The Special Marriage Act of 1954 is seen as a statutory alternative for couples who choose to retain their identity in an inter-religious marriage.
“Special Marriage Act confers in her the right of choice. Her choice is sacred. I ask myself a question: Who can take away the religious identity of a woman? The answer is only a woman can choose to curtail her own identity,” Chief Justice Misra said on the first day of hearing of a petition filed by a Parsi, who was barred by her community from offering prayers to her dead in the Tower of Silence for the sole reason that she married a Hindu under the Special Marriage Act.
Nobody could presume that a woman has changed her faith or religion just because she chose to change her name after marrying outside her community, the Chief Justice observed.
The Bench, also comprising Justices A.K. Sikri, A.M. Khanwilkar, D.Y. Chandrachud and Ashok Bhushan, is deciding the question whether a Parsi woman can keep her religious identity intact after choosing to marry someone from another faith under the 1954 Act.

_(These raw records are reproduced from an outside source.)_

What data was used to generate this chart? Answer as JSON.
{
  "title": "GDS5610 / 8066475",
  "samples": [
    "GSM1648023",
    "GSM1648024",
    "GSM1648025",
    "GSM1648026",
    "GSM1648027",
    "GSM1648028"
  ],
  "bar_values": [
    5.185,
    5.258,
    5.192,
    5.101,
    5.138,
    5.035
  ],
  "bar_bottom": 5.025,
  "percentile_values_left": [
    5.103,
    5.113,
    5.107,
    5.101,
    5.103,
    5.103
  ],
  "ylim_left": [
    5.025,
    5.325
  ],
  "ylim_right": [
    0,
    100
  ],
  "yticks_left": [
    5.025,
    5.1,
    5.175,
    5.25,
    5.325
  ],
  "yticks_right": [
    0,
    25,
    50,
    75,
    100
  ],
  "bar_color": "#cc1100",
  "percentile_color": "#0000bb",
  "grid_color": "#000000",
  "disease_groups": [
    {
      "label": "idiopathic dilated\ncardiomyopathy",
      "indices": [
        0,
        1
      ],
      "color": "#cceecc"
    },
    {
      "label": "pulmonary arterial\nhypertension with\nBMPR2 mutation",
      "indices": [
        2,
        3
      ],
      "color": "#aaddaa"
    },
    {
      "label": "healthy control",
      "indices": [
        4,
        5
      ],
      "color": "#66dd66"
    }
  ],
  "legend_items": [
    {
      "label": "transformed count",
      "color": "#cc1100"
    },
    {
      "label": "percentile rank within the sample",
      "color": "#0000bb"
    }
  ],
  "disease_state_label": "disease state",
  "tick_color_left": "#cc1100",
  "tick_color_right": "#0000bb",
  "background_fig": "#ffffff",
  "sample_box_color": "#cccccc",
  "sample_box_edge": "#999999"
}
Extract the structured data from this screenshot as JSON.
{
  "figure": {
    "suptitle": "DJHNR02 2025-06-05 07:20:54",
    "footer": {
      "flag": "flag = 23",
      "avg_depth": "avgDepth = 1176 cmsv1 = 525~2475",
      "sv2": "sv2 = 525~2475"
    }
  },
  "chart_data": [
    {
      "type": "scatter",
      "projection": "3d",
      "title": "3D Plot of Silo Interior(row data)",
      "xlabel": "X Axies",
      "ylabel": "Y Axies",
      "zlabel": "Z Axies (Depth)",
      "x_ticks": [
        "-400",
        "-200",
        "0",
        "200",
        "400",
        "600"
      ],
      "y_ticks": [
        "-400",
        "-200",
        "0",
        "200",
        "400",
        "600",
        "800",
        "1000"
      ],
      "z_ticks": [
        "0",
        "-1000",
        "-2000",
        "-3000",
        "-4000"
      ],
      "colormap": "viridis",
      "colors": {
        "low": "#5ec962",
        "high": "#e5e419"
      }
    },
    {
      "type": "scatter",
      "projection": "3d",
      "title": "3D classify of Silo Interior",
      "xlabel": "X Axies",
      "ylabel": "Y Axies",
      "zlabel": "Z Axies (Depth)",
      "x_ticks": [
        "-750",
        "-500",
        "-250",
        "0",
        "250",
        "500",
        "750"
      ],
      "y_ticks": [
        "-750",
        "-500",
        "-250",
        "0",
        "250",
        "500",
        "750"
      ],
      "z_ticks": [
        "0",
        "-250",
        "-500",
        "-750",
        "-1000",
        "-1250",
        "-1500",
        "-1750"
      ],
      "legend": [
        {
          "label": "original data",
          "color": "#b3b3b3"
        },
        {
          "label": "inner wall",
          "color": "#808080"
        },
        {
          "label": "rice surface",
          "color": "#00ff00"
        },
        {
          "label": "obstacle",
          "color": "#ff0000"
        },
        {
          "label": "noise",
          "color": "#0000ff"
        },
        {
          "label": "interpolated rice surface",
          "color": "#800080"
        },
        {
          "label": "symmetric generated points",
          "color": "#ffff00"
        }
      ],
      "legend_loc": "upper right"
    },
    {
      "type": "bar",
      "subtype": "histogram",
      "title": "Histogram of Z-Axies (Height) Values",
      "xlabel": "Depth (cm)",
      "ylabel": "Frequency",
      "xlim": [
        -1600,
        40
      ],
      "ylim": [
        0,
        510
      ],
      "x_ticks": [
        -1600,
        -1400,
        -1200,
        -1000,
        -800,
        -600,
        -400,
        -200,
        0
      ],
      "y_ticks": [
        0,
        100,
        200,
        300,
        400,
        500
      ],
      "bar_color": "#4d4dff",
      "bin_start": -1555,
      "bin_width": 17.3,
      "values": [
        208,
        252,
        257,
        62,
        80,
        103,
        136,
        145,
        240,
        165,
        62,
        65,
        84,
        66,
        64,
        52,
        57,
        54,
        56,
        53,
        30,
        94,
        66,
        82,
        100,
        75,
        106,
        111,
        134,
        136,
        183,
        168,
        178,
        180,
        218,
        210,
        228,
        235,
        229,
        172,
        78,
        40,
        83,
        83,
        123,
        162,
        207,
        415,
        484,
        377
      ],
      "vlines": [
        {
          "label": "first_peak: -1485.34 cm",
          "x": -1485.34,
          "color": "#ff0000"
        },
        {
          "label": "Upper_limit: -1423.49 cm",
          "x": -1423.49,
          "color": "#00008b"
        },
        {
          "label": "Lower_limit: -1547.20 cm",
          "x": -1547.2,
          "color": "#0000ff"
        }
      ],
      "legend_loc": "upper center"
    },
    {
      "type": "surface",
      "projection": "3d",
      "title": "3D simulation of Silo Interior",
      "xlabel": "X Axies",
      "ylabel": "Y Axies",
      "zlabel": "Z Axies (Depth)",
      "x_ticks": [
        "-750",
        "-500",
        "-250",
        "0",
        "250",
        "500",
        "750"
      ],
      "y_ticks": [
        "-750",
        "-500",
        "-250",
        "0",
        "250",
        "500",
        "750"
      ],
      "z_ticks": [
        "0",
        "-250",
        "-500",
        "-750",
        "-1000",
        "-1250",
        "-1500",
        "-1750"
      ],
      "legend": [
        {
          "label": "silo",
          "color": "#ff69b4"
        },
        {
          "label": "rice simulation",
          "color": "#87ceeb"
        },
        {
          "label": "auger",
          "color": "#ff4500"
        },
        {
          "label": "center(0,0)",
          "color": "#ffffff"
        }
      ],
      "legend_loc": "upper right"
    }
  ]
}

The very fact that petitioner Goolrookh M. Gupta, married under the Special Marriage Act, did not choose to convert showed that she had intended to retain her religious identity as a Zorastrian. A decision in favour of the woman would uphold the fundamental right to religion, dignity and life and create a paradigm shift for women within the minority community.
(The court recently ruled in favour of Muslim women by striking down instant triple talaq as unconstitutional, and has now paved the way for a proposed legislation.)
Disagrees with widespread notion
The Bench, prima facie, disagreed with the widespread notion in common law that a woman’s religious identity merges with that of her husband after marriage.
Indicating that this amounted to discrimination on the ground of gender, Chief Justice Misra asked, “How can you [Parsi elders] distinguish between a man and woman singularly by a biological phenomenon… If a woman says she has not changed her religion, by what philosophy do you say that she cannot go to the Tower of Silence? No law debars a woman from retaining her religious identity.”
Justice Sikri observed, “If a woman’s identity is merged, then Special Marriage Act is not required, is it not.”
Chief Justice Misra said, “The Tower of Silence is not a mutt or a citadel of a cult. It is a place to offer prayers to the dead. Can such a right of a woman be guillotined? It is part of her constitutional identity.”
The court said it had to decide whether a religious principle had dominance over the constitutional identity of a Parsi woman.
Arguing for the petitioner, senior advocate Indira Jaising submitted that every custom, usage, customary and statutory laws had to stand the test of the Fundamental Rights principle. Article 372 (continuance of existing laws) of the Constitution was subject to Article 13, which mandated that laws should not violate the fundamental rights of an individual.
Petition against HC judgement
The petition is against the Gujarat High Court’s March 23, 2012 judgment, which held that Ms. Goolrokh Adi Contractor ceased to be a Parsi as she had married Mahipal Gupta, a Hindu, under the provisions of the Special Marriage Act.
The Valsad Parsi Anjuman Trust, which opposed Ms. Gupta’s plea, said the High Court decided the case after going through the affidavits of at least seven Parsi priests that said the religious tenets held that she ceased to be a Zorastrian upon her marriage to a Hindu and cannot be allowed to offer prayers in a Zorastrian place of worship.
Ms. Jaising argued that the fundamental right enshrined in Article 14 of the Constitution guaranteed equality before the law and the equal protection of the laws. It prohibited discrimination on grounds of religion, race, caste, sex or place of birth. “Anything arbitrary violates the rule of law,” she submitted.